Director: Kenneth Lonergan
Cast: Laura Linney, Mark Ruffalo, Rory Culkin, Matthew Broderick
Watch You Can Count on Me online in the UK: Netflix UK / Prime Video (Buy/Rent) / Google Play
For such a relatively modest film, in terms of scope, a revisit nearly 17 years on from its 2000 release finds You Can Count on Me a surprisingly fertile foundation point for many careers to come. For starters, there’s newly-appointed Oscar-winner Kenneth Lonergan, who made his directing debut with the film. He also co-wrote the film (as he did with follow-ups Margaret and Manchester by the Sea) and, while not his first screenwriting credit (he had Analyze This, an episode of Doug and the same year’s The Adventures of Rocky & Bullwinkle to his name), this is very much a fully-formed introduction to the Lonergan mode of film-making: dramas driven by the lingering wounds of past or recent traumas concerning death, which balance a tragicomic sensibility that many filmmakers struggle to pull off, yet alone do so three times.
Mark Ruffalo’s co-lead turn here also kick-started his career more than any other prior project. And it’s a quintessential Ruffalo performance, full of mannerisms recognisable from films that would follow (minus turning into a giant green rage monster, obviously). As the struggling, estranged younger brother of Laura Linney’s Sammy, he vividly gets across a lifetime of regrets, pity and perceived insignificance with the smallest of gestures. His performance is characteristic of Lonergan’s skill, too, in thriving on the emotional truth found in the tiniest of moments, whether in scenes heavy on dialogue or reliant on Terry just struggling to exist back in his old, small hometown.
Speaking of Linney, although You Can Count on Me was hardly her film debut, this was her major break in terms of leading roles and, like Ruffalo, it’s a perfect encapsulation of her various appeals as a performer. This earned Linney her first of many Oscar nominations (the film’s sole nod in the acting categories), and it may still be her richest role to date, offering a wealth of emotional tides and moral struggles to deal with.
Finally, and perhaps most overlooked when it comes to this film’s legacy, is the performance of Rory Culkin as Sammy’s eight-year-old son, Rudy. Aside from two brief appearances in older brother Macaulay’s The Good Son and Richie Rich, You Can Count on Me served as Culkin’s debut, which led to prominent parts in the likes of Signs, Mean Creek, Scream 4 and Electrick Children. With Rudy, Lonergan showcases his deftness with characterisations of believable young characters, much as he demonstrated with Lucas Hedges in Manchester by the Sea and Anna Paquin in Margaret. Culkin is free of precociousness, and demonstrates a similarly open quality to his older co-stars.

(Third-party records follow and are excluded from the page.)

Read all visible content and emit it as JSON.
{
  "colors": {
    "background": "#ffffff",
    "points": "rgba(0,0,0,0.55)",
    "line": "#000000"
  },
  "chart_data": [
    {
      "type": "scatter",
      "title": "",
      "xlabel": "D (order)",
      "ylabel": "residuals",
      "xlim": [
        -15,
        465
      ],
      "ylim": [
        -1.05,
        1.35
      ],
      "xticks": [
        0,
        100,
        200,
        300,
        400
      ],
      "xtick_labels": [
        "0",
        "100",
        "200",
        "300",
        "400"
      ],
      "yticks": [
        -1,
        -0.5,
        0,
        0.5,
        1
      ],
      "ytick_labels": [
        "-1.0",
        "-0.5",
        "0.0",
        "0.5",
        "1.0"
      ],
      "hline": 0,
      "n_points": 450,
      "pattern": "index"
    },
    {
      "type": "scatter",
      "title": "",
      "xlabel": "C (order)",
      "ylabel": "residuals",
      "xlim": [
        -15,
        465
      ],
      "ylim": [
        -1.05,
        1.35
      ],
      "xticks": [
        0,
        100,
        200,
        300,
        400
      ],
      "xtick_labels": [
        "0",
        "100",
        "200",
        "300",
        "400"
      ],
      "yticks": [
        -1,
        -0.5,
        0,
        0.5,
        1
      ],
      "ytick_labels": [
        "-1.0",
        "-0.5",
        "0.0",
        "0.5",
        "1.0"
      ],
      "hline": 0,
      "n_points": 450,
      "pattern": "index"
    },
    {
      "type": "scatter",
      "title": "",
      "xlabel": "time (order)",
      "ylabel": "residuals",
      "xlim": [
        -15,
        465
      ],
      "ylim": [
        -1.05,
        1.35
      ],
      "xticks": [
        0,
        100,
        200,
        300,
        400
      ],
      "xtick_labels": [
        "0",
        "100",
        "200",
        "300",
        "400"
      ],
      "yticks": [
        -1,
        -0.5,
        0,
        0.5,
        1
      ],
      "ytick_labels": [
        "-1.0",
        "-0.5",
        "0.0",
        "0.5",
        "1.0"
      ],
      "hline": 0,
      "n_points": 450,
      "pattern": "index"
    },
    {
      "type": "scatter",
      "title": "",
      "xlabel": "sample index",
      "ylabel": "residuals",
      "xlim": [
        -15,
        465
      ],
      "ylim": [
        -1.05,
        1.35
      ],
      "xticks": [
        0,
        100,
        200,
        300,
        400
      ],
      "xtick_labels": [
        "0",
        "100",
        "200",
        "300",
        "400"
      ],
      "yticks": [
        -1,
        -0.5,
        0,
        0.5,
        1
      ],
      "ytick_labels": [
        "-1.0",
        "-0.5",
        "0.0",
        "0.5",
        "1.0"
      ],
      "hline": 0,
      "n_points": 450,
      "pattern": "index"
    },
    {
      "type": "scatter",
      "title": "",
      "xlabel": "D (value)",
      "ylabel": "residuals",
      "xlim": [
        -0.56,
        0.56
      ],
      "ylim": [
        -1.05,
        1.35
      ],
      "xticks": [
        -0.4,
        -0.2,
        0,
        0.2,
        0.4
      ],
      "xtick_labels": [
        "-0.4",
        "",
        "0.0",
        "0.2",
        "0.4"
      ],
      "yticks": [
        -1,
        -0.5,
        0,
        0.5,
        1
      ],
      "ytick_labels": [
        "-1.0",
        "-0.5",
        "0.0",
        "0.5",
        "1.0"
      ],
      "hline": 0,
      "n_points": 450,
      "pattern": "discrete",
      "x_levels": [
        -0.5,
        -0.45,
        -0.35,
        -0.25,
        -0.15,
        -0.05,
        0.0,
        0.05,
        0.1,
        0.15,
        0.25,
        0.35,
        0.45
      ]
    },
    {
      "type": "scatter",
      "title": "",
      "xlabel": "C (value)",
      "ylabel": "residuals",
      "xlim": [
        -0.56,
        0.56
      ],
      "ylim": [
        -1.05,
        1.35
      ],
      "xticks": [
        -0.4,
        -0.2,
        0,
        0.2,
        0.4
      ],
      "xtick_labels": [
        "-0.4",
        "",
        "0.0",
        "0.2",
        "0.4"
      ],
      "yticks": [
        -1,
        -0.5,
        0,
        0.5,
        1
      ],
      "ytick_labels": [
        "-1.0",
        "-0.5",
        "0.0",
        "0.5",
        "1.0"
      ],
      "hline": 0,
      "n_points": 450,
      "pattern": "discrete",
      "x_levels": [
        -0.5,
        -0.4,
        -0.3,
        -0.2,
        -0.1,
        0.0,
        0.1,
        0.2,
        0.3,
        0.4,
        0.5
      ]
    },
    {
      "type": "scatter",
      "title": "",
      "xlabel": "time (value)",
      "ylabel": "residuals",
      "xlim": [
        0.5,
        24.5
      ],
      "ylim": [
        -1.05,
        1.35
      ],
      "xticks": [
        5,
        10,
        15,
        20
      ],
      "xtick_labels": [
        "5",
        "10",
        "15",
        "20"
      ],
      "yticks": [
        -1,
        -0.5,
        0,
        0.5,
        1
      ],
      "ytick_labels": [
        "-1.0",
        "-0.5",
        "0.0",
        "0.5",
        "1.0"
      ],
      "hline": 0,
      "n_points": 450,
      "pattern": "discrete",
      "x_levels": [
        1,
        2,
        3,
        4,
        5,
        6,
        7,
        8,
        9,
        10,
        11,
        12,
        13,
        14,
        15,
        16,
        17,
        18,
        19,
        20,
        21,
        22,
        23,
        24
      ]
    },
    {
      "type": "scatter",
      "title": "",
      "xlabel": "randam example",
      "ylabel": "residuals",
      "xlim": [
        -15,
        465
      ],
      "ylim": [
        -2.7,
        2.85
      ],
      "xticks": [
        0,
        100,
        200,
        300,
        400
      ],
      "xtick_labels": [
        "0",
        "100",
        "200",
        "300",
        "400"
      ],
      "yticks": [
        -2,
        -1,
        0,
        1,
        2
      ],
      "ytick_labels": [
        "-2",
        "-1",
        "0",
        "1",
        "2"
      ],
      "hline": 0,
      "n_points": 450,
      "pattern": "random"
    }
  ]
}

That characteristic is key to what makes You Can Count on Me so effective: Lonergan’s people never seem programmed. Even when their actions lead to perhaps predictable consequences, there is always a sense of genuine spontaneity in how they respond and react to things. These are real, messy humans in flow, unable to handle their worries and obligations in ways that make sense even to them.